Still, Ige insisted that we continually look at food through the lens of cultural glasses—following the philosophy of Franz Boas—but in his research, he could not find a proper framework to distill his findings, so he made his own theoretical framework instead, which mixes the lens of ingredient, geography, ethnicity, and technology, leading to combined lenses of terroir, community, trade, and culinary, and leading further to various lenses involving space. [It’s all too complicated to include here, but it was an interesting development of succeeding Venn diagrams.] Part of this is looking at the usual markers for taste—sweetness, sourness, saltiness, bitterness, and umami, as well as spiciness, astringency, and oleogustus [pertaining to fat as a medium that carries flavor]—but also knowing that Filipinos have taste markers that cannot be defined by these things, including the specificities of raw fish, of coconut water, of green fruit, of patis with calamansi and sili, of alagaw, of palapa, of pork fat, of pig’s blood, of balut water, of rendered oil from chicken skin, of bagoong, of batwan, of mabolo, of katmon, of bile, of annatto.
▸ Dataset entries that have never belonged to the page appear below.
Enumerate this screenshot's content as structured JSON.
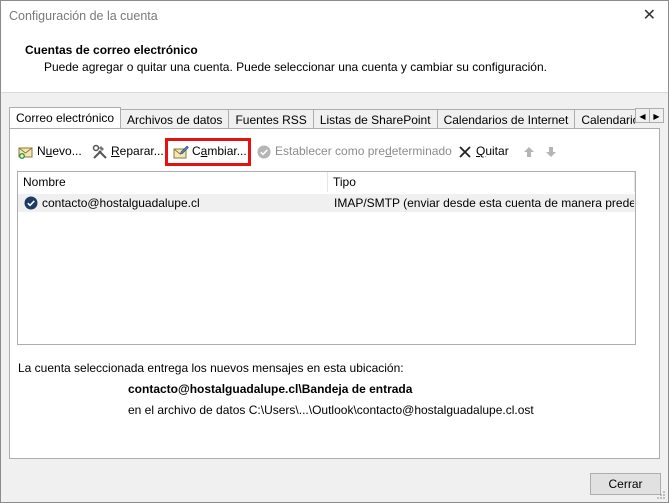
{
  "window": {
    "title": "Configuración de la cuenta"
  },
  "header": {
    "title": "Cuentas de correo electrónico",
    "subtitle": "Puede agregar o quitar una cuenta. Puede seleccionar una cuenta y cambiar su configuración."
  },
  "tabs": [
    {
      "label": "Correo electrónico",
      "active": true
    },
    {
      "label": "Archivos de datos"
    },
    {
      "label": "Fuentes RSS"
    },
    {
      "label": "Listas de SharePoint"
    },
    {
      "label": "Calendarios de Internet"
    },
    {
      "label": "Calendarios publicados"
    }
  ],
  "toolbar": {
    "new": {
      "label_pre": "N",
      "label_ul": "u",
      "label_post": "evo..."
    },
    "repair": {
      "label_pre": "",
      "label_ul": "R",
      "label_post": "eparar..."
    },
    "change": {
      "label_pre": "C",
      "label_ul": "a",
      "label_post": "mbiar..."
    },
    "set_default": {
      "label_pre": "Establecer como pre",
      "label_ul": "d",
      "label_post": "eterminado"
    },
    "remove": {
      "label_pre": "",
      "label_ul": "Q",
      "label_post": "uitar"
    }
  },
  "table": {
    "columns": [
      "Nombre",
      "Tipo"
    ],
    "rows": [
      {
        "name": "contacto@hostalguadalupe.cl",
        "type": "IMAP/SMTP (enviar desde esta cuenta de manera predet..."
      }
    ]
  },
  "delivery": {
    "label": "La cuenta seleccionada entrega los nuevos mensajes en esta ubicación:",
    "folder": "contacto@hostalguadalupe.cl\\Bandeja de entrada",
    "file": "en el archivo de datos C:\\Users\\...\\Outlook\\contacto@hostalguadalupe.cl.ost"
  },
  "buttons": {
    "close": "Cerrar"
  },
  "colors": {
    "highlight": "#e11313",
    "selected_row": "#f0f0f0"
  }
}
Ige also talked about how hard it is to put a “standard” to Filipino food. Like the adobo. Most people think that the adobo comes with bay leaf, with black pepper corns, and with soy sauce, and that all these should be part of the “standard adobo,” but in his studies, he found out that the oldest recipes for adobo do not even call for these things. They are recent additions to the dish!

He ended with the insight that a good sense of local gastronomy involves the following things: valuing the palengke or tianggue as public space and cultural hub; valuing the carinderia as a gastronomic ecosystem of taste, trust, and tradition; valuing nature as being definitive of our food culture, and the source of our traditional and heirloom ingredients; valuing our living food heritage tools, technology, and infrastructure [which may be disappearing fast because of “progress” and politics—citing for example the Philippine salt law, which has wrecked havoc on traditional salt-making in the country]; valuing living food heritage methods; valuing farm-to-plate eating as a culture of sustainability; and valuing cooks as repository of heirloom ingredients and knowledge.

How do we preserve all these?

By documenting our heritage food in cookbooks, even in rudimentary ways.

By saving our food heritage and culinary traditions as much as we can.

And by telling our food heritage stories.

What was most enriching about the workshop was the chance to convene with like-minded individuals, friends and strangers alike, with whom we shared a similar vision of culinary heritage. We were cooks, and divers, and writers, and entrepreneurs, and teachers, and chefs, and socialites—all supportive of a future that enriches the way we relate to each other and the way we relate to food. We learned that not every meal should revolutionize our taste buds, and food shouldn’t be a luxury unattainable to a majority. At the very least, a meal should be filling and nutritious at any price point. What’s terrible about the hellscape we call the present world is that a statement like that feels rebellious when it should be the standard we aspire to.

The workshop with Ige was punctuated with a simple smattering of merienda food sprawled all over a tiny kitchen island table. We had bilao lined with banana leaves serving biko with ginger and calamansi, budbod with muscovado, and linuyang rolled in pinipig and dessicated coconut. We paired these delectable offers with water, coffee, and sweet tuba. All the food were sourced from within Negros Oriental and made by local cooks and chefs. Everything was delicious.

A final thought with regards sustainability: a great meal can come from any origin, any upbringing. If paying for it means our farmers, fisherfolk, grocers, butchers, bakers, and cooks get to eat their next meal, wouldn’t that make what we eat a little bit better?